There are a couple of instances of legacy ideals within the Roman army maintained for tradition. A simple one is the Italo-Corinthian helmet. This was a helmet which originated in the classic Corinthian helm worn by hoplites. A habit of earlier wearers was to wear this helm perched on the head when not in use, presumably for comfort. Later this look was retained in a smaller helmet which was the Italo-Corinthian.

Another example is the retention of Greek style armour along with the sword worn on the left remaining for officers while the rank and file adopted the newer forms of armour and wore their swords on the right.

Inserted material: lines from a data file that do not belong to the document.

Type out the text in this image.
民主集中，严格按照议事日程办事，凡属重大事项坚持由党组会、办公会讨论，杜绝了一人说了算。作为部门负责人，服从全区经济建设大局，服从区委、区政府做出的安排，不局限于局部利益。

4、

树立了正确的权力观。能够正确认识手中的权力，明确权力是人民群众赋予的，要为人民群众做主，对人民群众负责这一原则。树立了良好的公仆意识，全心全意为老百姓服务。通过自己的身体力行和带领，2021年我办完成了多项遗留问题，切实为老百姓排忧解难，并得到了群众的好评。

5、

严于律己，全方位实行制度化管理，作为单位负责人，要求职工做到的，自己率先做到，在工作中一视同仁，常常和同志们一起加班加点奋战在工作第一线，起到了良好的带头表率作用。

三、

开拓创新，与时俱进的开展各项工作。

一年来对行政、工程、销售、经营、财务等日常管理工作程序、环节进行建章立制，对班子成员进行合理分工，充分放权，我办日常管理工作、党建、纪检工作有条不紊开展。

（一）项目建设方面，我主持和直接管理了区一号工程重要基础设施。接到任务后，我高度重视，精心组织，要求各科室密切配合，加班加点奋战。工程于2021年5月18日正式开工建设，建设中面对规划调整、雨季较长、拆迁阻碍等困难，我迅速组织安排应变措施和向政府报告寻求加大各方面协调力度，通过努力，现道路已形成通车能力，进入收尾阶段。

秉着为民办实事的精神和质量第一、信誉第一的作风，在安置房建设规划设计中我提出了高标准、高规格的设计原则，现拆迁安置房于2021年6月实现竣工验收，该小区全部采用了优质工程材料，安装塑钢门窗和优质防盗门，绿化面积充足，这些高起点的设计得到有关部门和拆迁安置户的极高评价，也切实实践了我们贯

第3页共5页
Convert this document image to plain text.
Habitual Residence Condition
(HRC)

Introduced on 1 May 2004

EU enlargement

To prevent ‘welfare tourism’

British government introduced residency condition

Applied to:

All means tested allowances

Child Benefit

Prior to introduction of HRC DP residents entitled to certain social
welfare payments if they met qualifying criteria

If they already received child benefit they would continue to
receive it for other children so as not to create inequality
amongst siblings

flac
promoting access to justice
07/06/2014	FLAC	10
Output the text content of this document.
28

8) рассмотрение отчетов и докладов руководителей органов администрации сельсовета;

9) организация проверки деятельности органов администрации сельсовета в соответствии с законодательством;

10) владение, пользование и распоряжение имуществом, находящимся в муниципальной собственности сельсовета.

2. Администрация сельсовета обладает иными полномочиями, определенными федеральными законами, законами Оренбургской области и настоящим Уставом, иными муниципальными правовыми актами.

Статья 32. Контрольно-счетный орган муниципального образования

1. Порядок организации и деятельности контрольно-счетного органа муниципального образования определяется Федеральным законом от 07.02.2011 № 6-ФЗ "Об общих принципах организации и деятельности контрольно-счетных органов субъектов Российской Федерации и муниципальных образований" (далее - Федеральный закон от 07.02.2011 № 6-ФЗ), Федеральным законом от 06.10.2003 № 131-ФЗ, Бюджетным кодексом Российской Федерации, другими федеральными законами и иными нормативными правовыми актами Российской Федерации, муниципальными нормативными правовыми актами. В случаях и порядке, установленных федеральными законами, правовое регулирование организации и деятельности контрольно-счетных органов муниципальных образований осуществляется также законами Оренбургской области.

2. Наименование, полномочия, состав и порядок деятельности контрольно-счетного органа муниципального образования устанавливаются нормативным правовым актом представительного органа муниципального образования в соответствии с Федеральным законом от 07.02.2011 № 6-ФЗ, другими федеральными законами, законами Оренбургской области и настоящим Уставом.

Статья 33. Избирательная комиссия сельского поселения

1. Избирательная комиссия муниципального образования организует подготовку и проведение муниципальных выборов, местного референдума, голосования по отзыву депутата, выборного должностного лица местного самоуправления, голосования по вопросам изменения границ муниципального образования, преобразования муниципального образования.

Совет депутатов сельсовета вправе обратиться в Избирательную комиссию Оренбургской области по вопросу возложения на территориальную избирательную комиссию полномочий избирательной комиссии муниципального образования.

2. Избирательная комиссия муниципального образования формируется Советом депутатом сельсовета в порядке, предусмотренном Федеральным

So the triarii represented one of the last links with the old hoplite past and were a last line of defence hence the expression res ad triarios venit [it's come to the triarii] meaning having to go all in or lose. They were used to defend the camp and at least by the 3rd century it would seem they were not expected to fight. Originally looking like hoplites, by the end of the 2nd century bc they were equipped the same as the first two lines with the exception of being armed with a spear instead of sword. Another legacy from the old hoplite system was the name of the first line, the hastati. The hastati derive their name from the hastae (spear) that they carried.

One way to look at the triarii in this period is a ceremonial type unit armed with obsolete equipment. So regular soldiers once they came of an age would transfer to this unit and then learn the spear drills and formations required of it.

After the Marian reforms of 107bc they disappear and their place as the third line of defence is taken by standard troops armed exactly like the first two lines.